La très chic rue Mokotowska démarre place Krzyzy et finit à la fin de la journée. Et toujours ces briques ocres ou rouges, y compris au cœur des boutiques ou des restaurants. Il semble que la brique, à Varsovie, soit davantage un élément de décor qu’un matériau de construction. Varsovie, plaisante ce commerçant installé là depuis plus de vingt ans, c’est la ville des murs inutiles.

Quand on cherche un restaurant trendy à Varsovie, il est difficile d’échapper à la famille Gessler qui en possède de nombreux. Une petite préférence, peut-être, pour celui de la fille, Marta, en dépit de son nom parfaitement imprononçable par un non-polonais, le Qchnia Artystyczna, rue Jazdow, au cœur du Centre d’art contemporain, haut lieu culturel mais aussi lieu de rencontres. Ici, il est toujours un varsovien complaisant, au contact facile pour parler de sa ville et pour en parler bien.

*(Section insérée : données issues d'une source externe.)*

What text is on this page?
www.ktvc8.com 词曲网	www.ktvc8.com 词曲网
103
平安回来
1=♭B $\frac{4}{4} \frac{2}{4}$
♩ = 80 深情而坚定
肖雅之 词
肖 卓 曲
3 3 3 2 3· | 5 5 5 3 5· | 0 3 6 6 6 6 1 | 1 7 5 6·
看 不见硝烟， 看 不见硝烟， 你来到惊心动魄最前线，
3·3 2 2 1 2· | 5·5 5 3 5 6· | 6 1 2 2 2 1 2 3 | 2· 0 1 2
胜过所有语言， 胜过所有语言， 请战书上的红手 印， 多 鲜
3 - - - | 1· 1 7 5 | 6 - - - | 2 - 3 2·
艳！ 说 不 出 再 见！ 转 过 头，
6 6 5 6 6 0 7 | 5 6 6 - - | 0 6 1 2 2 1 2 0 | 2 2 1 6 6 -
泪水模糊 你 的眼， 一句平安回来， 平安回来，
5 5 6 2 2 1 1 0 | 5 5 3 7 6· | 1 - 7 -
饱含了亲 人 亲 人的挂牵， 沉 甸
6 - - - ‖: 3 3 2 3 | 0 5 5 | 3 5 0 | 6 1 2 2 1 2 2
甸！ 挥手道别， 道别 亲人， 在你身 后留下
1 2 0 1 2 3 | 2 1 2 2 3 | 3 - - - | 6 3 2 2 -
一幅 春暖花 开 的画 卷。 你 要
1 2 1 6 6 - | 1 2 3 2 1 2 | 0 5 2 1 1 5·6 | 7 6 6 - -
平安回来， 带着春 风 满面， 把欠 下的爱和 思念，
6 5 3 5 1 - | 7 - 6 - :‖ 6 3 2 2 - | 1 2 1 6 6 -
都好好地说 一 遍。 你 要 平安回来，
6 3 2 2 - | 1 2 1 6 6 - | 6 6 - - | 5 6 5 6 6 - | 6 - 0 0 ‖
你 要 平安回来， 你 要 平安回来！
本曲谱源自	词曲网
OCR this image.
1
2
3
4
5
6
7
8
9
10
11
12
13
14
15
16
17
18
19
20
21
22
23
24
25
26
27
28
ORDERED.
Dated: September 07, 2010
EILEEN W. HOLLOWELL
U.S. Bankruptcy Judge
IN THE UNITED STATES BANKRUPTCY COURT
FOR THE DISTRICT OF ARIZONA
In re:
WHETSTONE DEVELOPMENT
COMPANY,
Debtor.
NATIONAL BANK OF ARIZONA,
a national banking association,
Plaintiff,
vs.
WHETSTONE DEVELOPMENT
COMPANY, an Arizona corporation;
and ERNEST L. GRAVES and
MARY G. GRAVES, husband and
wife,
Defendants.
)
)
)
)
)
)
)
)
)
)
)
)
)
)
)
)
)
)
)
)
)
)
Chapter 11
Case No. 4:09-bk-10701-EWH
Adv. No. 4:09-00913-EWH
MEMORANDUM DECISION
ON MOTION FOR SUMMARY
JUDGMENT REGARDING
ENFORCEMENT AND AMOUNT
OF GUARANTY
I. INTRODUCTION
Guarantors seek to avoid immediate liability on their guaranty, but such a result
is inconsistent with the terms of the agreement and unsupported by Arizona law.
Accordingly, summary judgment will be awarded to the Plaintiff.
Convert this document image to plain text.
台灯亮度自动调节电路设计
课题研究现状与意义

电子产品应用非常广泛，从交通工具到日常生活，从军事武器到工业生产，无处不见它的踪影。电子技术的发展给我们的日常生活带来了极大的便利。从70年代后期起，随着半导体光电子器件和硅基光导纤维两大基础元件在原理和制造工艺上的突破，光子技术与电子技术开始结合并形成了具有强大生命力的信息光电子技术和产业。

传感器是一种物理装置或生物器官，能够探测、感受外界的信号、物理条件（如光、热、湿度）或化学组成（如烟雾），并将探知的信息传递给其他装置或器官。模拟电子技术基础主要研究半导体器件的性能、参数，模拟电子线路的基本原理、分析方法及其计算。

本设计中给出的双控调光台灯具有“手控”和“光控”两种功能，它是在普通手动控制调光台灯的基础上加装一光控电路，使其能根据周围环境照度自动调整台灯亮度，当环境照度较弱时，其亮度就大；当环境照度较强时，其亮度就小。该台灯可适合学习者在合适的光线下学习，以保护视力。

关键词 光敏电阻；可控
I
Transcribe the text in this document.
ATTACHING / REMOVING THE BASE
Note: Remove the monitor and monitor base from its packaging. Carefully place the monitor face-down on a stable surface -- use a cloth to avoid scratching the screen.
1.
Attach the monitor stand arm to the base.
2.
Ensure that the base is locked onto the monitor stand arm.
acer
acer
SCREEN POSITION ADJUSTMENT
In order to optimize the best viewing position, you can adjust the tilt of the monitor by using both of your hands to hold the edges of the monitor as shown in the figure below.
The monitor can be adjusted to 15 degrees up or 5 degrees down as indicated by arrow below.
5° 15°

La Varsovie moderne s’est reconstruite sur la Varsovie en ruines, explique-t-il. Nul joyau baroque ou art nouveau, comme on en trouve à profusion à Prague, Budapest ou Cracovie, n’est en vue le long de ses larges avenues tracées au cordeau. Cette ville n’est peut-être pas belle mais elle envoûte. Il faut du temps et de l’empathie pour aimer Varsovie, ville pleine de pudeur qui a pris le soin de dissimuler ses cicatrices et dispense ses visiteurs de toute posture compassionnelle. Elle veut leur adresser ce simple message : vous m’aimerez pour ce que je suis devenue et pour ce que je serai. Osant même, dans la foulée, quelques réalisations d’un goût douteux à l’exemple de ce palmier synthétique qui s’élève sur l’avenue Jerozolimskie face à la statue du général de Gaulle. Et comme seule concession à ses tragédies passées, elle ménage pour qui veut ce rendez-vous au 62 de la rue Zlota, où se dresse, en fond de cour, un innocent petit mur rouge : l’une des portes de l’enfer, assurément.

L’ architecture de Varsovie la neuve se donne l’impression d’avoir vécu et trompe bien son monde. C’est une ville palimpseste. Même la vieille ville n’est pas vieille. Les immeubles les plus résolument modernes semblent eux-mêmes ne pas y croire tout à fait. Question de temps, peut-être. Quoique. Après tout, Varsovie n’est-elle peut-être qu’ une illusion.